Let $x,y$ be the standard coordinates on $\mathbb{R}^2 \setminus \{0\}$ and $r, \theta$ the polar coordinates. Show that the Poincaré dual of the ray $\{(x,0) \mid x > 0 \}$ in $\mathbb{R}^2 \setminus \{0\}$ is $d\theta/2\pi$ in $H^1(\mathbb{R}^2 \setminus \{0\})$.

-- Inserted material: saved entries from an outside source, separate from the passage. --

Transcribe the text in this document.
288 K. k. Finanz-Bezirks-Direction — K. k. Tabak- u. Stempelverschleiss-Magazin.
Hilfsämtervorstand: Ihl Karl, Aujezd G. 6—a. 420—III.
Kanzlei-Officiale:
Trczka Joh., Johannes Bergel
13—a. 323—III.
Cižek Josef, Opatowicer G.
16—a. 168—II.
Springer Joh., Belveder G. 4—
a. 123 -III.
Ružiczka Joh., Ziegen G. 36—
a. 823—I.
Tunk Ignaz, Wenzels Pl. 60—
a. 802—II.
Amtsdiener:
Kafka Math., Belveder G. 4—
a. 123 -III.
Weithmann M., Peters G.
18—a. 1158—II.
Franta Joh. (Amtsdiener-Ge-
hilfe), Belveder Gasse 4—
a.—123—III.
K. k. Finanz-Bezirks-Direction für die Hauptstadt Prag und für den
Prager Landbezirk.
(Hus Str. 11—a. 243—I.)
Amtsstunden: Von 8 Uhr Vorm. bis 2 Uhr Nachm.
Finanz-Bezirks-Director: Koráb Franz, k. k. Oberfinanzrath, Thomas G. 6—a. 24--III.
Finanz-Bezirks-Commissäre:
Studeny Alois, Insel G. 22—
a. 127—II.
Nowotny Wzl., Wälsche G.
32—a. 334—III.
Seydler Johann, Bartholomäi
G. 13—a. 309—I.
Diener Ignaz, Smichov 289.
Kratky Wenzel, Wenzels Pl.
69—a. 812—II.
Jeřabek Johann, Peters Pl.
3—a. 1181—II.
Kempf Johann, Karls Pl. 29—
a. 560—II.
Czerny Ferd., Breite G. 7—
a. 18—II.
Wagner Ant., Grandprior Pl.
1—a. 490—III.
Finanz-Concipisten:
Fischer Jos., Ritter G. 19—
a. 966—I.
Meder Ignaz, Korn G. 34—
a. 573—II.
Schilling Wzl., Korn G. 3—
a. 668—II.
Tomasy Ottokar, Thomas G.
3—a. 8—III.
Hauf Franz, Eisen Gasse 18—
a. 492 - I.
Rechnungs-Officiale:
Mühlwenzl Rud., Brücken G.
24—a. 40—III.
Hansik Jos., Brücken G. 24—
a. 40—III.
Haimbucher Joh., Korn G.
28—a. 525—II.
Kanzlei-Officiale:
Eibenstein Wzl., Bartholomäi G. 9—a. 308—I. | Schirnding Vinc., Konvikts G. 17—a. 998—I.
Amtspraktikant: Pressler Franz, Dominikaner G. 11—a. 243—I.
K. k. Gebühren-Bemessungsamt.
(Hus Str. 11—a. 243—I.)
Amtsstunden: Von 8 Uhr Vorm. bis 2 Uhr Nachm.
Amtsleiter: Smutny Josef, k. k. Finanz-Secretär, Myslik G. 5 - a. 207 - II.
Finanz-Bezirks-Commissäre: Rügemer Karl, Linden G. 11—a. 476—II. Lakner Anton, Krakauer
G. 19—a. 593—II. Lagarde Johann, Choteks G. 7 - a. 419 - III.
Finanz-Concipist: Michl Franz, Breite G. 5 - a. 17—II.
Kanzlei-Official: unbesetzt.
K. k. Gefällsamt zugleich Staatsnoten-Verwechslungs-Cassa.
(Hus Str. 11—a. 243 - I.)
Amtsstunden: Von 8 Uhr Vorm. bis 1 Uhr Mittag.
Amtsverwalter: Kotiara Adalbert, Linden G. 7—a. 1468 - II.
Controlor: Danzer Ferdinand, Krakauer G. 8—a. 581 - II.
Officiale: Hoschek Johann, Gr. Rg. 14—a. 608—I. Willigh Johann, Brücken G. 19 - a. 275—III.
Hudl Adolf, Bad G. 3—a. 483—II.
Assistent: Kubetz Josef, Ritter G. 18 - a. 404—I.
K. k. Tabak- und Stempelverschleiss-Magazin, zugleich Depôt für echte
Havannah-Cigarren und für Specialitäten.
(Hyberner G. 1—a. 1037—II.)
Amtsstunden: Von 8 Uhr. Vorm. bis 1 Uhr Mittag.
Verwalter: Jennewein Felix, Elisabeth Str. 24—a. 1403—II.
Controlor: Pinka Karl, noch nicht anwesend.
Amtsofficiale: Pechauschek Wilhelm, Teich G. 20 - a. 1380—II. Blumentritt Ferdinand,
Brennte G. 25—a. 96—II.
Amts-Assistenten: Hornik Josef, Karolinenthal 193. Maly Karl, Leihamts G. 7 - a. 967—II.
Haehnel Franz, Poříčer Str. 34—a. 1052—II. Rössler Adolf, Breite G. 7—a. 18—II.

I found this answer on the site and there is part which I don't understand. They show the following
Now this implies $$\frac{d}{d\theta} \int_{R_\theta} \omega = \frac{d}{d\theta}\int_0^\infty f(r, \theta) \, dr = \int_0^\infty \frac{\partial f(r, \theta)}{\partial \theta} \, dr = \int_0^\infty \frac{\partial g(r, \theta)}{\partial r} \, dr = 0$$
and conclude that
So indeed, $\int_{R_\theta} \omega$ is independent of $\theta$.
But I have no idea what is happening with the chain of equalities in $$\frac{d}{d\theta} \int_{R_\theta} \omega = \frac{d}{d\theta}\int_0^\infty f(r, \theta) \, dr = \int_0^\infty \frac{\partial f(r, \theta)}{\partial \theta} \, dr = \int_0^\infty \frac{\partial g(r, \theta)}{\partial r} \, dr = 0.$$ Why are they differentiating the integral over the form with respect to $\theta$ and why does this imply that it is independent of $\theta$?